Travis Perkins has warned its full year profits will be in the lower range of the half range of analyst expectations, as the company takes a hit from Wickes' underperformance during a challenging market. 

Chief Executive Officer, John Carter said: “Our trade focused businesses in General Merchanting, Contracts, Toolstation and Plumbing & Heating achieved good sales growth despite experiencing a volatile first half. These businesses exited the period with encouraging momentum and, supported by a continued focus on cost, they remain on track to deliver modest profit growth for the full year.

Our consumer-focused business, Wickes, has had a far more challenging period as weaker consumer spending trends, combined with a difficult competitive environment, have held back profitability. Consequently, the Wickes team is executing a significant cost reduction programme. Whilst these savings will help drive improved profitability through the second half of the year, Wickes’ profits will be lower than previously expected.

Against a backdrop of changing market conditions which are expected to continue for the foreseeable future, the Group has commenced a comprehensive review of its business, with a view to driving stronger performance and enhanced value for shareholders in the medium term.”

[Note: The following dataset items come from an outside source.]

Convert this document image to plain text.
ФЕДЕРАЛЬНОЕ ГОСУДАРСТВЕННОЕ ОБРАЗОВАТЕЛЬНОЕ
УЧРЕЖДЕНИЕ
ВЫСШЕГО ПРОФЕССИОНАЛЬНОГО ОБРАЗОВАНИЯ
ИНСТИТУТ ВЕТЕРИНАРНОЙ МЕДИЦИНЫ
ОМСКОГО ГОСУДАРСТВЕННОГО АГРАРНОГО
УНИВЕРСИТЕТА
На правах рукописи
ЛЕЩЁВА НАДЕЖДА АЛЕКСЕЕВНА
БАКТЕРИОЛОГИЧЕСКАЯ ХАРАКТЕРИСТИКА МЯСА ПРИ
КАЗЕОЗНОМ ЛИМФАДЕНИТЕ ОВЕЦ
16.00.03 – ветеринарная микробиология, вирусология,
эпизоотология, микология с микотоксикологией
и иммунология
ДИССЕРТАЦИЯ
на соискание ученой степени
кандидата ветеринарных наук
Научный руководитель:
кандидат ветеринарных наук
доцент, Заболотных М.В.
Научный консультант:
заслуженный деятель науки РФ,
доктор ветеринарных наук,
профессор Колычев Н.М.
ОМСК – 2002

Mr Carter also noticed declining consumer confidence in Travis Perkins' 2017 full year results.

The sales trend in Toolstation through the first half of the year was similar to the other trade focussed businesses, with a good start to the year, a weak period in March and April, and strong recovery thereafter. Even with the disruptive backdrop, Toolstation achieved another strong performance with total sales growth of 17.6%, and 10.7% on a like-for-like basis.

Sales growth was driven by the continued growth of the store network in the UK, with 22 new stores opened in the half taking the total network to 317. The rollout will continue at pace in the second half. Improvements to the proposition are also driving higher sales density, with front-of-counter consumables, range improvements focused on trade customers and additional online range extension and the roll out of “drop-ship” delivery direct from suppliers.

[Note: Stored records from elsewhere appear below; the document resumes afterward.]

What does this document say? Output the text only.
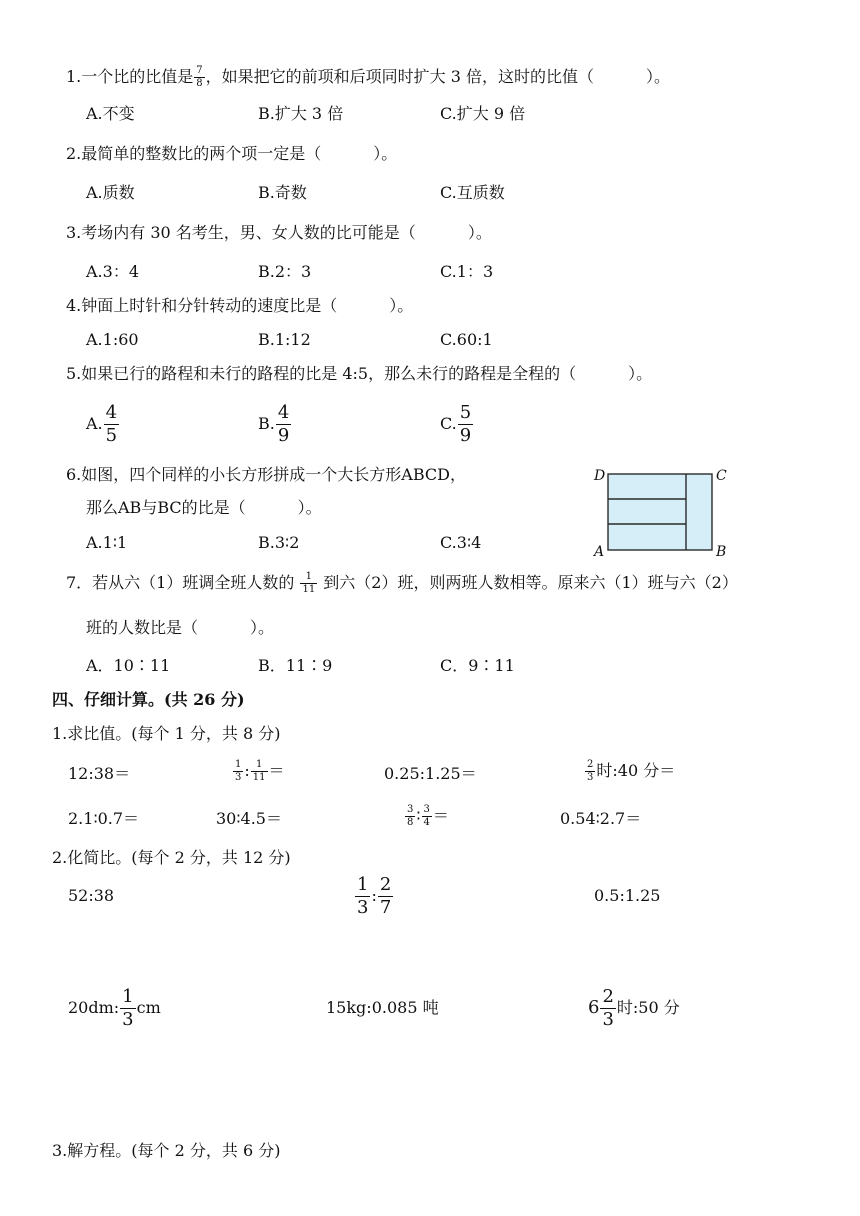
1.一个比的比值是 $\frac{7}{8}$ ，如果把它的前项和后项同时扩大 3 倍，这时的比值（	）。
A.不变	B.扩大 3 倍	C.扩大 9 倍
2.最简单的整数比的两个项一定是（	）。
A.质数	B.奇数	C.互质数
3.考场内有 30 名考生，男、女人数的比可能是（	）。
A.3：4	B.2：3	C.1：3
4.钟面上时针和分针转动的速度比是（	）。
A.1:60	B.1:12	C.60:1
5.如果已行的路程和未行的路程的比是 4:5，那么未行的路程是全程的（	）。
A. $\frac{4}{5}$	B. $\frac{4}{9}$	C. $\frac{5}{9}$
6.如图，四个同样的小长方形拼成一个大长方形ABCD，
那么AB与BC的比是（	）。
A.1∶1	B.3∶2	C.3∶4
D	C
A	B
7．若从六（1）班调全班人数的 $\frac{1}{11}$ 到六（2）班，则两班人数相等。原来六（1）班与六（2）
班的人数比是（	）。
A．10∶11	B．11∶9	C．9∶11
四、仔细计算。(共 26 分)
1.求比值。(每个 1 分，共 8 分)
12:38＝	$\frac{1}{3}$ : $\frac{1}{11}$ ＝	0.25:1.25＝	$\frac{2}{3}$ 时:40 分＝
2.1∶0.7＝	30∶4.5＝	$\frac{3}{8}$ ∶ $\frac{3}{4}$ ＝	0.54∶2.7＝
2.化简比。(每个 2 分，共 12 分)
52:38	$\frac{1}{3}$ : $\frac{2}{7}$	0.5:1.25
20dm: $\frac{1}{3}$ cm	15kg:0.085 吨	$6 \frac{2}{3}$ 时:50 分
3.解方程。(每个 2 分，共 6 分)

The expansion of the Toolstation Europe network continued with further stores in the Netherlands and an extension of the trial in France, with encouraging sales results.

"The UK DIY market continues to be challenging" said Travis Perkins, and was badly affected by the inclement weather in March and April. Wickes did not recover as strongly as the trade focused businesses, with consumer sentiment remaining subdued. Whilst core DIY sales recovered modestly, helped by the business’s exposure to small trade customers, K&B showroom sales have proven to be weaker, which has significantly impacted sales and profitability.

Wickes’ sales declined by 5.8% in the first half of the year, and by 7.7% on a like-for-like basis. Gross margin was diluted as input cost inflation could not be recovered through pricing due to competitive pressures and an adverse sales mix in the period. Adjusted operating profit declined by £14m. As described in note 2 and 12, the Group has recognised an impairment of £246m in relation to goodwill.

 

In response to the challenging market conditions, the Wickes team has implemented a comprehensive cost reduction plan, building on the activities carried out in Q4 2017. As a direct consequence of these actions the overhead cost base was £9m lower in H1 2018 compared to H1 2017, with further benefits to be realised in the second half of the year which are expected to underpin an improved profit trend. Shrinkage has been reduced by 25% by applying an end-to-end focus on the supply chain, branch staffing levels are being carefully controlled to match trading volumes, and a significant restructuring was carried out in the head office functions in May, reducing headcount by a third.